Each cell on the map references an texture file (pac/paa) and an elevation for that text at that cell position. Since there could be myriads of 'sea' texture (eg), rather than have each cell list it's texture, it references a texture list via an index. In this way, THE texture which is common to many cells (at sometimes differing elevations) is only stored once.

A max of 512 texture files can be listed. Each is held as an asciiz string inside a fixed 32 byte record. Eg max length of filename is 31 characters.

The first entry (effectively index0) is never used. Even though a filename is associated with this entry. it is never accessed.

Model

Model
{
 float  TransformMatrix[4][3]; 
 long   ObjectID;       //unique for every entry
 asciiz Filename[76];   //each string is held within a 76 byte record. Therefore filename is 75 chars max.
}


The number of models varies from none, to end of file. Each model is 128 bytes in length.

TransformMatrix[4][3];

This is the transform matrix used directly by Microsoft DirectX engines.

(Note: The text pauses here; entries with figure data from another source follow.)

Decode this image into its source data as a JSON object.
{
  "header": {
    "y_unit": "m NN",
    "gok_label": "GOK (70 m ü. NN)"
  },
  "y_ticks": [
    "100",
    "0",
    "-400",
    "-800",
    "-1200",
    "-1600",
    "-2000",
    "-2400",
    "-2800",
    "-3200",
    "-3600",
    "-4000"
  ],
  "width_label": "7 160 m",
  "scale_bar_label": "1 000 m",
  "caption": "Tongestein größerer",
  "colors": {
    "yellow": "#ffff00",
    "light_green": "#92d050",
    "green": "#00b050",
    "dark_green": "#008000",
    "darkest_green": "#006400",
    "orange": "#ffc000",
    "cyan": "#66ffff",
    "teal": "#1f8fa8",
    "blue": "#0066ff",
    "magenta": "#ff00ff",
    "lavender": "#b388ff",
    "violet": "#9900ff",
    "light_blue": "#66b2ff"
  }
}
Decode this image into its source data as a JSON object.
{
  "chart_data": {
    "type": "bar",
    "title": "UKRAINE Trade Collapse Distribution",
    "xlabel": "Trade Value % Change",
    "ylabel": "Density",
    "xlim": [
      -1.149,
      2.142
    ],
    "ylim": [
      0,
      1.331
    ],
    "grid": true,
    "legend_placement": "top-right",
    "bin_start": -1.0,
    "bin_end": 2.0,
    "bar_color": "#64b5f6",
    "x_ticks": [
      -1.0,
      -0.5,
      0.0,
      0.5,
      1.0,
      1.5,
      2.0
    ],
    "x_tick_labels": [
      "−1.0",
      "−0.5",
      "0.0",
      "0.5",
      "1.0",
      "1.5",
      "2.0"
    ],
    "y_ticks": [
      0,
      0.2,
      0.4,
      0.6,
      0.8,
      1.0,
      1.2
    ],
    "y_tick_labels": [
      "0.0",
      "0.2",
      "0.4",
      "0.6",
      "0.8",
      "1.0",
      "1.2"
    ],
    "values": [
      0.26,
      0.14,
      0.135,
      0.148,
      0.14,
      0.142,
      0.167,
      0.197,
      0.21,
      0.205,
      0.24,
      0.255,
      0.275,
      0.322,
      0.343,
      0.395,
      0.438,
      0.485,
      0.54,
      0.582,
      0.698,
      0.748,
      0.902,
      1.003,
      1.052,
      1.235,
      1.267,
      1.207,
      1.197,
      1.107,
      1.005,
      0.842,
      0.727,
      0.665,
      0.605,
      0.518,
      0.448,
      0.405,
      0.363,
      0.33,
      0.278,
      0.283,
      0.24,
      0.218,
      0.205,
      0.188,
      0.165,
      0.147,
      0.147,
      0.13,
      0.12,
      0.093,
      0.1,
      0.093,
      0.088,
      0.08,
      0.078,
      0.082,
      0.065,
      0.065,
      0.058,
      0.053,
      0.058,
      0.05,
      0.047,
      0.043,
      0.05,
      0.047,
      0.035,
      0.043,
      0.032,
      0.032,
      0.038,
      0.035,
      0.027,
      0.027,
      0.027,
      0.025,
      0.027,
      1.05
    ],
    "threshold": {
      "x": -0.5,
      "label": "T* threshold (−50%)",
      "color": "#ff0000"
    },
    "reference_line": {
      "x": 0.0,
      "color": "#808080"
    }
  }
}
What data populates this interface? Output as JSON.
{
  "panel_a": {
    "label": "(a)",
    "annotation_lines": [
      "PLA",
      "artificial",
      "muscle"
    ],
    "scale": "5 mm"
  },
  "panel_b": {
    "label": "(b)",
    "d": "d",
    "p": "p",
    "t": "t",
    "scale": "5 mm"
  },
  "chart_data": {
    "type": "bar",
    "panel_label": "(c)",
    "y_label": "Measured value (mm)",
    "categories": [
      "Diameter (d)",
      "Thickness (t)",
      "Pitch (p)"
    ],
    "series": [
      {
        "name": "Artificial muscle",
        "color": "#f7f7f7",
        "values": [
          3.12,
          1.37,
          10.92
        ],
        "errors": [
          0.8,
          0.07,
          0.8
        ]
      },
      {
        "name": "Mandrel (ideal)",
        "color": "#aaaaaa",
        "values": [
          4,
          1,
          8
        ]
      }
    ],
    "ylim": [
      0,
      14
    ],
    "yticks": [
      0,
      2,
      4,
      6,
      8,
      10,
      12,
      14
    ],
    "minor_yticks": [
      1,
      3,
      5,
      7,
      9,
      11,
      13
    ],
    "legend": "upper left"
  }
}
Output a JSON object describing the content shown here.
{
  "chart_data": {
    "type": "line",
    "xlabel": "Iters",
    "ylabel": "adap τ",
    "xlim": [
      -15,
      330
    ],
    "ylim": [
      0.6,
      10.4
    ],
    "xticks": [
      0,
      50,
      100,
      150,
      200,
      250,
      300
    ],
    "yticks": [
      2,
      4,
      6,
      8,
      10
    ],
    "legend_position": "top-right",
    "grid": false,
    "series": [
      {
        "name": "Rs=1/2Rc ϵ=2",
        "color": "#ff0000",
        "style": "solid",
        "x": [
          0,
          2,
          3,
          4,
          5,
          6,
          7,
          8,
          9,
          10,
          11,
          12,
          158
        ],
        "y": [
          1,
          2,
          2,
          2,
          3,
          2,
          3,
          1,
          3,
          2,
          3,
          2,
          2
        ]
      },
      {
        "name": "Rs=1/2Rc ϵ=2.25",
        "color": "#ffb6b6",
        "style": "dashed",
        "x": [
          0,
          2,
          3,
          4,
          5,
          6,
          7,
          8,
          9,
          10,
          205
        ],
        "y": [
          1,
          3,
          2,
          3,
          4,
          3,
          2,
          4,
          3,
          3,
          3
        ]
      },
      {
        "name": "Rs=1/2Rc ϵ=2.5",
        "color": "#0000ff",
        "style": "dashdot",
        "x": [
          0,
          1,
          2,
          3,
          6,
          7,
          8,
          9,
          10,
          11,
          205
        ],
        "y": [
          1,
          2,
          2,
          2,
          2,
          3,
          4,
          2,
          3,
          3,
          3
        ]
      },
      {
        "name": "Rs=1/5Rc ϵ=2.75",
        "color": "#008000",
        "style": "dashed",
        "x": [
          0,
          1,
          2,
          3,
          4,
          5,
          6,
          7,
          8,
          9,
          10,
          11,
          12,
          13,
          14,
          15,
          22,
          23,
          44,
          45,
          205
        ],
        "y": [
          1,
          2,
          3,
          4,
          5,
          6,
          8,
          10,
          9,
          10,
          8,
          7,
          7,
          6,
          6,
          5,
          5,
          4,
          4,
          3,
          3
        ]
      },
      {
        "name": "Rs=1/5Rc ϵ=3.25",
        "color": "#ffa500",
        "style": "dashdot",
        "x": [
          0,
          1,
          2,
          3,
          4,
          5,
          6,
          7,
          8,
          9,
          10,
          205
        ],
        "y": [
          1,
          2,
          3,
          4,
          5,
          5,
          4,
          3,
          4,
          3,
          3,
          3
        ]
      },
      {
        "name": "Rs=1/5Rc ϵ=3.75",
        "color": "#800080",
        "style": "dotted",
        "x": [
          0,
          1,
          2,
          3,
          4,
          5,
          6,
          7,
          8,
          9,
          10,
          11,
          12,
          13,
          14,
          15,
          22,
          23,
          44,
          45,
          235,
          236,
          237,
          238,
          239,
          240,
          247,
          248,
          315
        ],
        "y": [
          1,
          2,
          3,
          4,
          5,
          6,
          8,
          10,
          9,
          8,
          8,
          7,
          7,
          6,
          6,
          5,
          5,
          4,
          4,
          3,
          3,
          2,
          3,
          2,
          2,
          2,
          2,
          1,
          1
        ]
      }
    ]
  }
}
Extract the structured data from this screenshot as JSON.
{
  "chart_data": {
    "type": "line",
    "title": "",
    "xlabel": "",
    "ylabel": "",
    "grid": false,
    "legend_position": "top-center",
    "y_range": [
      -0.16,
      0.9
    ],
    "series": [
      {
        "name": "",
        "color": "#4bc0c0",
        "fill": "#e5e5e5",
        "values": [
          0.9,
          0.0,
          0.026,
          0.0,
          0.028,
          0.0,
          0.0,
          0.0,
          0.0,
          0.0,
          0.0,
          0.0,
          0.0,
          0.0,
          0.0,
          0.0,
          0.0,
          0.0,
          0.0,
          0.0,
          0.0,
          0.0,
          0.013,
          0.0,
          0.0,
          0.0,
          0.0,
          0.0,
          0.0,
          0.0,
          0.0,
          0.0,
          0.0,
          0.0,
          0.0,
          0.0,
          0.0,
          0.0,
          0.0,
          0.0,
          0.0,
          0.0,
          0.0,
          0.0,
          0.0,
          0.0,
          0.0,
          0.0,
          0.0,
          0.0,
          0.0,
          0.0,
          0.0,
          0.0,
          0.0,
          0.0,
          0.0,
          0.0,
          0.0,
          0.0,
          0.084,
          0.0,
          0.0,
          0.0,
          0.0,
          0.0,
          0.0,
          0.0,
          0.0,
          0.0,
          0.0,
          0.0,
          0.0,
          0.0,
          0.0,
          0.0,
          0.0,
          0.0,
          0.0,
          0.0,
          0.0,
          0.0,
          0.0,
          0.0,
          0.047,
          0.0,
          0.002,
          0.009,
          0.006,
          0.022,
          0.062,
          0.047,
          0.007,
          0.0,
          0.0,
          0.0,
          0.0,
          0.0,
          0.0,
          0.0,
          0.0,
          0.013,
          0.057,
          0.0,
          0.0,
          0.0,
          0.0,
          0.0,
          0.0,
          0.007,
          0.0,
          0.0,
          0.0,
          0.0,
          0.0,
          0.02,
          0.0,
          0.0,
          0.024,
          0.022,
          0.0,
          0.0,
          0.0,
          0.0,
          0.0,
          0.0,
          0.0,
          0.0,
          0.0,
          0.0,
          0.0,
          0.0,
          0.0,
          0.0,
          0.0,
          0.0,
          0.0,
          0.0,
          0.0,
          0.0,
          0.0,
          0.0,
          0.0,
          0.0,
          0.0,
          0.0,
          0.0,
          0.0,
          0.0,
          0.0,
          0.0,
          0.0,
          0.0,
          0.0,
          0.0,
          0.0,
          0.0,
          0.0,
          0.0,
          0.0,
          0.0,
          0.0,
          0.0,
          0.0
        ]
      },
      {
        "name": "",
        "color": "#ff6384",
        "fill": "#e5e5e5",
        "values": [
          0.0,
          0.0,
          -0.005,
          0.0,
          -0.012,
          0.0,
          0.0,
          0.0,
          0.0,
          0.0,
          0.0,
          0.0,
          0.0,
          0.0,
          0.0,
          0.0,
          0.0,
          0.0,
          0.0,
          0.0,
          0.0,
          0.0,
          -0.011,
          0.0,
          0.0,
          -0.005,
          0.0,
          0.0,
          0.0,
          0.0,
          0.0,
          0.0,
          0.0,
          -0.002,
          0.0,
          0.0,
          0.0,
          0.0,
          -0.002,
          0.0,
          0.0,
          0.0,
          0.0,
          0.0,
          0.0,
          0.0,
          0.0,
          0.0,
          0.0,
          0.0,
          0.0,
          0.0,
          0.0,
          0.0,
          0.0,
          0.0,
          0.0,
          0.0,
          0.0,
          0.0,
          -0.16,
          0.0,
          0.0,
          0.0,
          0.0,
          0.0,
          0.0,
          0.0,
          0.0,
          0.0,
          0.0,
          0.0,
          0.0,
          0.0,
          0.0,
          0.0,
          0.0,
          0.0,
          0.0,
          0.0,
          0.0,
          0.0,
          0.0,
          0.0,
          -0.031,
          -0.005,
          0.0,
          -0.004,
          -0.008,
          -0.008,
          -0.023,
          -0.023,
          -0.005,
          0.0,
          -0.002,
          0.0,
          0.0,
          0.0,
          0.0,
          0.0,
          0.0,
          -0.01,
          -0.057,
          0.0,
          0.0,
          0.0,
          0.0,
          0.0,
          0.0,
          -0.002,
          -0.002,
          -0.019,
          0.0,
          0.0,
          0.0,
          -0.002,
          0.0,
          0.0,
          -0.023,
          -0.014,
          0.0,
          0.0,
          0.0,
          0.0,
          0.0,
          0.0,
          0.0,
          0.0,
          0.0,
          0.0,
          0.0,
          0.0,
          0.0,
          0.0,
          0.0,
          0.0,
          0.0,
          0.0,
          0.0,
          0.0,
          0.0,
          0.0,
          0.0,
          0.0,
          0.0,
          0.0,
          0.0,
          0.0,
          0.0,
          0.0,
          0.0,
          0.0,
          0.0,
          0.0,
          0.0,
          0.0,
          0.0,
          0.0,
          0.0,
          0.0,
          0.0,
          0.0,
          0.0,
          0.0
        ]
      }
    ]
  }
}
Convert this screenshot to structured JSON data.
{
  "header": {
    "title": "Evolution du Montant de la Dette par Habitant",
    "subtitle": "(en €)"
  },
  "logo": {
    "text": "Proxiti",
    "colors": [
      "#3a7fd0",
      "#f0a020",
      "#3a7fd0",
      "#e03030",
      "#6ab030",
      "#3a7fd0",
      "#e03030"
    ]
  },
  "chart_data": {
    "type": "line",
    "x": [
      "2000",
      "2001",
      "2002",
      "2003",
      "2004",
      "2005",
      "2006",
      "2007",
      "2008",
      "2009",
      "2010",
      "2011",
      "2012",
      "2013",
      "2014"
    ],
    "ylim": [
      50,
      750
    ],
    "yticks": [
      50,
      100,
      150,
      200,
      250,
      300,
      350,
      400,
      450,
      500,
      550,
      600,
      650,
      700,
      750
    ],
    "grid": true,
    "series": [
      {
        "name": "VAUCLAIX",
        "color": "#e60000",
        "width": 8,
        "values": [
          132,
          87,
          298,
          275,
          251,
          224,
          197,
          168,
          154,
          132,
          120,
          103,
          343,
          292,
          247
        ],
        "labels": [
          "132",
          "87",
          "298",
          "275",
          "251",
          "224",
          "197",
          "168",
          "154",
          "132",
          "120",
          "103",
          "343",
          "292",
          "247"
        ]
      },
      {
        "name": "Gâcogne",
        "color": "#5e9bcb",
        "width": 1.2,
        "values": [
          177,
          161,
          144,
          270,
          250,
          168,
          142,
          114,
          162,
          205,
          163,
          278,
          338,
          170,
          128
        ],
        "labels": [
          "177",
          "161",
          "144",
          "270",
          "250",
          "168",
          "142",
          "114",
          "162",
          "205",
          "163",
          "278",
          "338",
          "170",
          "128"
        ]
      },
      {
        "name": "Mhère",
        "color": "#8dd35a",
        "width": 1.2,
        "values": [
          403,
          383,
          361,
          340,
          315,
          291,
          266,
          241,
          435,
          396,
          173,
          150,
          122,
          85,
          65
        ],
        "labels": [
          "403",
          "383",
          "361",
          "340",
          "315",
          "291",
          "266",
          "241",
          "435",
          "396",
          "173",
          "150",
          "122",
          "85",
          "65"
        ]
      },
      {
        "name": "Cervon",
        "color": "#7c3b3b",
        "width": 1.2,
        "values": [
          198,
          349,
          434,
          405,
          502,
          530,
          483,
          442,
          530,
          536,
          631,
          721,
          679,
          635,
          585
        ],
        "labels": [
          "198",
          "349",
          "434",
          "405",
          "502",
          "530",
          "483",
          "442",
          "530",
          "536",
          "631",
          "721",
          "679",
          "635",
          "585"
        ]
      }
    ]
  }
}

In fact, the 'correct' matrix is actually 4 x 4, but the last column always represents 0,0,0,1 thus

M11,M12 M13 (0.0)
M21,M22,M23 (0.0)
M31,M32,M33 (0.0)
M41,M42,M43 (1.0)

and so is never stored. This identical matrix is used for WRP files (both formats) and RTM files. The last row (M41...) happens to be the position of the object X Z Y co-ordinates, and is often referred to separately.